As experimental/metal/folk fusion sextet HIGH CASTLE TELEORKESTRA prepares to release their debut LP, The Egg That Never Opened, via Art As Catharsis in June, New Noise Magazine proudly hosts hosting the premiere of the album’s new single, “At Last He Will.”
HIGH CASTLE TELEORKESTRA was formed by musicians based in four countries across three continents who currently play with or formerly have played with the likes of Estradasphere, Secret Chiefs 3, Mr. Bungle, Farmers Market, and more, the band coming to fruition amidst the early days of the global pandemic lockdowns. Gently playful in certain places, exhilarating in others, and even teetering on the brink of cacophony at times, the band’s debut The Egg That Never Opened is truly a dynamic and engaging listening experience for lovers of avant-garde, experimental, and progressive music of all shapes and sizes.
Grizzly, moody, and haunting in segments, “At Last He Will” is the second energetic single from The Egg That Never Opened. HIGH CASTLE TELEORKESTRA wastes little time in taking traditional folk riffs and hammering angular time signatures and fiery guitar riffs into their fold, bringing a heaving monstrosity to life one bar at a time.
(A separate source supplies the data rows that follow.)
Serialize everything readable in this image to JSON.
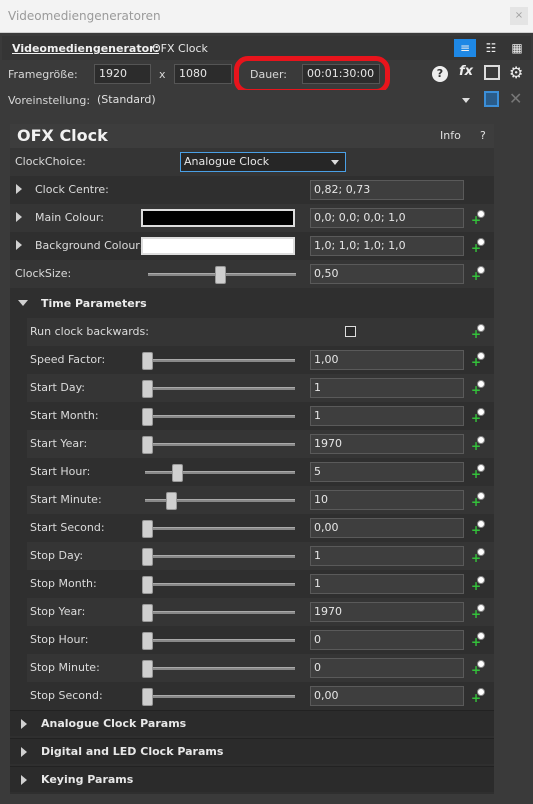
{
  "window": {
    "title": "Videomediengeneratoren",
    "close": "×"
  },
  "generator": {
    "label": "Videomediengenerator:",
    "fx": "OFX Clock"
  },
  "frame": {
    "size_label": "Framegröße:",
    "width": "1920",
    "x": "x",
    "height": "1080",
    "duration_label": "Dauer:",
    "duration": "00:01:30:00"
  },
  "preset": {
    "label": "Voreinstellung:",
    "value": "(Standard)"
  },
  "panel": {
    "title": "OFX Clock",
    "info": "Info",
    "help": "?"
  },
  "params": {
    "clock_choice": {
      "label": "ClockChoice:",
      "value": "Analogue Clock"
    },
    "clock_centre": {
      "label": "Clock Centre:",
      "value": "0,82; 0,73"
    },
    "main_colour": {
      "label": "Main Colour:",
      "value": "0,0; 0,0; 0,0; 1,0",
      "swatch": "#000000"
    },
    "bg_colour": {
      "label": "Background Colour:",
      "value": "1,0; 1,0; 1,0; 1,0",
      "swatch": "#ffffff"
    },
    "clock_size": {
      "label": "ClockSize:",
      "value": "0,50"
    }
  },
  "time_section": {
    "title": "Time Parameters"
  },
  "time_params": [
    {
      "label": "Run clock backwards:",
      "type": "checkbox"
    },
    {
      "label": "Speed Factor:",
      "value": "1,00",
      "pos": 0
    },
    {
      "label": "Start Day:",
      "value": "1",
      "pos": 0
    },
    {
      "label": "Start Month:",
      "value": "1",
      "pos": 0
    },
    {
      "label": "Start Year:",
      "value": "1970",
      "pos": 0
    },
    {
      "label": "Start Hour:",
      "value": "5",
      "pos": 0.2
    },
    {
      "label": "Start Minute:",
      "value": "10",
      "pos": 0.16
    },
    {
      "label": "Start Second:",
      "value": "0,00",
      "pos": 0
    },
    {
      "label": "Stop Day:",
      "value": "1",
      "pos": 0
    },
    {
      "label": "Stop Month:",
      "value": "1",
      "pos": 0
    },
    {
      "label": "Stop Year:",
      "value": "1970",
      "pos": 0
    },
    {
      "label": "Stop Hour:",
      "value": "0",
      "pos": 0
    },
    {
      "label": "Stop Minute:",
      "value": "0",
      "pos": 0
    },
    {
      "label": "Stop Second:",
      "value": "0,00",
      "pos": 0
    }
  ],
  "sections": [
    "Analogue Clock Params",
    "Digital and LED Clock Params",
    "Keying Params"
  ],
  "colors": {
    "accent": "#1e88e5",
    "highlight": "#e8141c",
    "keyframe": "#33c23a"
  }
}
“‘At Last He Will’ is based on a Kurt Weill tune from the Three Penny Opera called ‘Barbara Song,’ though we have severely bent it with some wild orchestration and odd meter adaptations,” offers the band’s Chris Bogen. “In some ways we feel that this tune is the most representative of the ‘sound’ of our full ensemble because it contains each of us playing our primary instruments. Like our first single, this track progresses the story of our album and functions as a dark foreshadowing of the turmoil that the protagonist will face.”
Tim Smolens adds, “Vocalist Caitlin O’Connor makes a guest appearance in an abstract role that we liken to a subconscious oracle with a surreal prophetic timbre to her voice. Kurt Weill wrote amazing tunes with wildly advanced chord progressions and reharmonizations that mostly featured a musical theater/opera-style vocals. Instrumental renditions of his tunes are few and far between and was an angle that HIGH CASTLE TELEORKESTRA found intriguing, and the fans are sure to love.”
Head immediately over to New Noise Magazine to experience HIGH CASTLE TELEORKESTRA’s captivating “At Last He Will” RIGHT HERE.
The Egg That Never Opened will see release through Art As Catharsis June 17th on LP, CD, and digital platforms. Find physical and digital preorders (including the deluxe version of the record with over forty bonus tracks!) at Bandcamp HERE and an array of other DSP options HERE, and watch the video for “Mutual Hazard” HERE.
HIGH CASTLE TELEORKESTRA was born of the artistic frustrations of the pandemic by several middle-aged collaborators scattered across The United States, Australia, Norway, and France. Focusing on superbly produced, enigmatic recordings, the diverse skillset of the various members traverses a wide landscape of musical learning from jazz, classical, rock, doo-wop, avant-garde, metal, various international folk music, and more. Spearheaded by Tim Smolens (Estradasphere, I.S.S., Don Salsa, session work with Secret Chiefs 3) and Chris Bogen (Doc Booger), the ensemble is filled out by Bär McKinnon (Umlaut, Mr. Bungle), Dave Murray (Estradasphere, Traun), Stian Carstensen (Farmers Market, collaborations with Jacob Collier, Mike Patton, Jimmy Rosenberg), and Timba Harris (Estradasphere, Probosci, session work with Secret Chiefs 3).
Fans of non-traditional uses of metal – such as were in play in their previous bands, or in the Baltic-esque stylings of Igorrr – will find themselves right at home within the thundering aural cosmos borne by The Egg That Never Opened. The unorthodox sonic landscape traversed on this forty-eight-minute musical odyssey is not entirely unexpected from a roster with this collective musical résumé. Yet it is somehow fresh, vibrant, and dare we say mature in its eclectic cadence. HIGH CASTLE TELEORKESTRA makes music that is experimental but catchy; intense yet fun without being sophomoric, and deftly avoids the pitfalls of uber-technical progressive music.